3 Punkte von GN⁺ 2024-03-05 | 1 Kommentare | Auf WhatsApp teilen

Eine extreme Untersuchung von Motion Blur

  • Beobachtungen und Ideen dazu, welche Ergebnisse entstehen, wenn Motion Blur extrem angewendet wird.
  • In Filmen und Videos wird Motion Blur verwendet, um eine Wahrnehmung zu erzeugen, die natürlichen Szenen ähnlicher ist.
  • Ziel ist es, den Unterschied zwischen der Wahrnehmung von Bewegung in natürlichen Szenen und der Wahrnehmung reproduzierter Szenen im Video zu minimieren.
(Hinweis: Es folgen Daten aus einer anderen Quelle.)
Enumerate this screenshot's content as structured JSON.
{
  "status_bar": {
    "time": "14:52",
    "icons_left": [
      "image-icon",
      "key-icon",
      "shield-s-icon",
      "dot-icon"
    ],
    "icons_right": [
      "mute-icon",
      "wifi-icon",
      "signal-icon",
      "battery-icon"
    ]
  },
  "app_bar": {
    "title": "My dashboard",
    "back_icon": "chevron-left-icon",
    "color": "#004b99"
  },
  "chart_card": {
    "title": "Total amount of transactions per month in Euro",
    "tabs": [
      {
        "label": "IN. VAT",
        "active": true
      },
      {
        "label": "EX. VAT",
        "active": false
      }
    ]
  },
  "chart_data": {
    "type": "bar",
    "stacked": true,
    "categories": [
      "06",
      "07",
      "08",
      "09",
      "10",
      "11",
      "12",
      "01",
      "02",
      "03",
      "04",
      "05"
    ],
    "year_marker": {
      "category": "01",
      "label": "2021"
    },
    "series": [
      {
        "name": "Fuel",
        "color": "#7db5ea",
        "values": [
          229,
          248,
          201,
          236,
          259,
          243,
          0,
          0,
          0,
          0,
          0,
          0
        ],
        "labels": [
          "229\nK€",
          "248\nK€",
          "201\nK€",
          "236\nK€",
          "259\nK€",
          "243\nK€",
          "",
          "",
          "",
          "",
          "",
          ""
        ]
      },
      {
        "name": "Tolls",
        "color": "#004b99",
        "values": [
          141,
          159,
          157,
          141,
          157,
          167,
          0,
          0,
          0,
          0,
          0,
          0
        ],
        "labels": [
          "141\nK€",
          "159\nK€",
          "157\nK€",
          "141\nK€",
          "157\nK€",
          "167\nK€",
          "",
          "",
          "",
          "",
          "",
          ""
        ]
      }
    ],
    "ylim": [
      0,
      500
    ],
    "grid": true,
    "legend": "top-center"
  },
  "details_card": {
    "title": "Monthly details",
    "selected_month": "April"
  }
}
Wahrnehmung von Bewegung in natürlichen Szenen

  • Das menschliche Sehen beginnt damit, dass Licht auf die Netzhaut trifft und einen Phototransduktionsprozess durchläuft.
  • Die Phototransduktion erfolgt nicht sofort; diese Verzögerung lässt sich als Glättung von Lichtreizen über die Zeit modellieren.
  • Untersucht wird der Zusammenhang dazu, warum man Videos künstlichen Motion Blur hinzufügt, obwohl es mit dem „motion smear“ bereits ein natürlich vorhandenes Unschärfephänomen gibt.

Wahrnehmung von Szenen auf dem Bildschirm

  • Analyse des wahrgenommenen Bildes beim Betrachten von Szenen auf Bildschirmen mit begrenzter Framerate.
  • Videos ohne Motion Blur wirken wie überlagerte Frames, während Videos mit Motion Blur eine Wahrnehmung vermitteln, die natürlichen Szenen näherkommt.

Eine Shutter-Funktion, um Bildschirme natürlicher wirken zu lassen

  • Anwendung einer Shutter-Funktion auf traditionellen Motion Blur, um die Kontinuität von Bewegung zu verbessern.
  • Statt alle Zeitpunkte innerhalb eines Frames gleichmäßig zu mitteln, gewichtet die Shutter-Funktion den mittleren Zeitpunkt des Frames stärker, um Wahrnehmungsunterschiede zu minimieren.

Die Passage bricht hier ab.